* * * * *
When she had gone, the Squire still continued pacing, absorbed
in meeting the attack of new and strange ideas. He had
always been a man with a singularly small reflective gift.
Self-examination--introspection of any sort--were odious to him. He
lived on stimulus from outside, attracted or repelled, amused or
interested, bored or angry, as the succession of events or impressions
might dictate. To collect beautiful things was a passion with him, and
he was proud of the natural taste and instinct, which generally led
him right. But for 'aesthetics'--the philosophy of art--he had nothing
but contempt. The volatile, restless mind escaped at once from the
concentration asked of it; and fell back on what the Buddhist calls
'Maia,' the gay and changing appearances of things, which were all he
wanted. And it was because the war had interfered with this pleasant
and perpetual challenge to the senses of the outer world, because
it forced a man back on general ideas that he did not want to
consider--God, Country, Citizenship--that the Squire had hated the
war.
But this woman who had become an inmate of his house, while she
ministered to all the tastes that the Squire had built up as a
screen between himself and either the tragic facts of contemporary
life, or any troublesome philosophizing about them, was yet
gradually, imperceptibly, drawing the screen aside.
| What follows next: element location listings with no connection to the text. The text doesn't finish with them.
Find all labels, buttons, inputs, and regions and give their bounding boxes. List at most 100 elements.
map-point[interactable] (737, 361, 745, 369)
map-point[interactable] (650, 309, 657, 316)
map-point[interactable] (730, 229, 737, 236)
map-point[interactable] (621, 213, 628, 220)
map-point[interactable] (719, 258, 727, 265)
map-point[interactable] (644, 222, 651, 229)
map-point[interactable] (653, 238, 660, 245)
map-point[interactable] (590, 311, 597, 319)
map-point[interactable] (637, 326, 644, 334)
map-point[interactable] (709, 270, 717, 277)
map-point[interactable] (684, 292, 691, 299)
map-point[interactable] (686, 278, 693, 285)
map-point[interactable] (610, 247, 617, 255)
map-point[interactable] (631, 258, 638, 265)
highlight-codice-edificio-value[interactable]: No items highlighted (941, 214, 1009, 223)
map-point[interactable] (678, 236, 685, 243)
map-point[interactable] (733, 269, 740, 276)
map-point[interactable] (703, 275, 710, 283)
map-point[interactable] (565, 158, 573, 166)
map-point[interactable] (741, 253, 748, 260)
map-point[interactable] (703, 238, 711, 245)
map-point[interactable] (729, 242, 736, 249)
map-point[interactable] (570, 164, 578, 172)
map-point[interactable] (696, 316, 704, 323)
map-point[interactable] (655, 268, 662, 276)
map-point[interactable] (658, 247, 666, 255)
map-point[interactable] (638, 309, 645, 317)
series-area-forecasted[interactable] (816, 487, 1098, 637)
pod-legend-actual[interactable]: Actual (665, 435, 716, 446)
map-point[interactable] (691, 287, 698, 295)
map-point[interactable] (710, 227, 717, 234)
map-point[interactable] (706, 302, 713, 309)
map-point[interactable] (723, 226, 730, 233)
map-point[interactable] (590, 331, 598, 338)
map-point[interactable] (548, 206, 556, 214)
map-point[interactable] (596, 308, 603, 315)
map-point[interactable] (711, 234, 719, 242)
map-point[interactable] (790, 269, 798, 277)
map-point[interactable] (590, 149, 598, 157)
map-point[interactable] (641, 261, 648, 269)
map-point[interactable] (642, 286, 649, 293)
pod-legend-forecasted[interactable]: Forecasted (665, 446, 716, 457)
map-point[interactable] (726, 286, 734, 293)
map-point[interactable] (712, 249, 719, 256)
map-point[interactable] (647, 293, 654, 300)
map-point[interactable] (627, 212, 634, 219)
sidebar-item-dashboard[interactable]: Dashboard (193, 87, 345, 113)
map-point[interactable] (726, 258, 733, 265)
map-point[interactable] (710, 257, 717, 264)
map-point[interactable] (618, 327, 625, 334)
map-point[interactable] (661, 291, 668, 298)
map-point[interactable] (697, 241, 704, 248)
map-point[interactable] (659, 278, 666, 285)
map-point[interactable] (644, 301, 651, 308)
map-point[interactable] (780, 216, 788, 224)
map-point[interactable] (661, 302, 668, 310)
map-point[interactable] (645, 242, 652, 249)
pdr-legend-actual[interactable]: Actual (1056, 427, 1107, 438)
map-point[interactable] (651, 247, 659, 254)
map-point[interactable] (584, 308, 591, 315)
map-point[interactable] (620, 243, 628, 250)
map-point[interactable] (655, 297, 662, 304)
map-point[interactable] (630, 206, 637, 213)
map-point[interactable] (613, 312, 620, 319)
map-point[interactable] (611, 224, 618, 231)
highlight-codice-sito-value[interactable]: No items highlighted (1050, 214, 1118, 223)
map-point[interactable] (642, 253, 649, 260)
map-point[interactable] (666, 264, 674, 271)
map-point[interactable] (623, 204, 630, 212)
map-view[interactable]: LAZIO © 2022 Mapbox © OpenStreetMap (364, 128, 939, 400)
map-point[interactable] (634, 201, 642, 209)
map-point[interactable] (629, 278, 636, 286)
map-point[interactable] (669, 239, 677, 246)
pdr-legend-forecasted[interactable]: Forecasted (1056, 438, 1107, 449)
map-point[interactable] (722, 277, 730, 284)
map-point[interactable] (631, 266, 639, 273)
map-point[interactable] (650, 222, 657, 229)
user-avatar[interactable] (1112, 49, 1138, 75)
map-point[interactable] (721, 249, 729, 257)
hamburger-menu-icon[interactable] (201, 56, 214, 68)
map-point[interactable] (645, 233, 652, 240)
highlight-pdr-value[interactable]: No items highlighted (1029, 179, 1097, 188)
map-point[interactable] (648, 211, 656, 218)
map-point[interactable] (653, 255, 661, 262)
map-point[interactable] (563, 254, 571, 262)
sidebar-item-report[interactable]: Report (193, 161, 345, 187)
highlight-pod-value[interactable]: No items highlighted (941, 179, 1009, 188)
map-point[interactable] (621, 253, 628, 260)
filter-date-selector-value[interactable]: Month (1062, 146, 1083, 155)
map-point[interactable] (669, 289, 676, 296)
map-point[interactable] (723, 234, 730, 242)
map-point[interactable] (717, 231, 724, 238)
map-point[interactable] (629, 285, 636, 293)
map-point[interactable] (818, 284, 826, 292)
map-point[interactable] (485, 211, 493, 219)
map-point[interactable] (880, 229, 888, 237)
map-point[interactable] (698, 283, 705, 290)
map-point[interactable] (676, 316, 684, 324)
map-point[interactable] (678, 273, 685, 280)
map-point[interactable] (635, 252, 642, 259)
Her humanity was
developing the feeble shoots of sympathy and conscience in himself.
What she felt, he was beginning to feel; and when she hated anything
he must at least uncomfortably consider why.
But all this she did and achieved through her mere fitness and
delightfulness as a companion. He had never imagined that life would
bring him anybody--least of all a woman--who would both give him so
much, and save him so much. Selfish, exacting, irritable--he knew
very well that he was all three. But it had not prevented this
capable, kind, clever creature from devoting herself to him, from
doing her utmost, not only to save his estate and his income, but to
make his life once more agreeable to him, in spite of the war and
all the rancour and resentments it had stirred up in him.
How patient she had been with these last! He was actually beginning
to be ashamed of some of them. And now to-night--what made her come
and give him the extra pleasure of her company these two hours?
Sympathy, he supposed, about Desmond.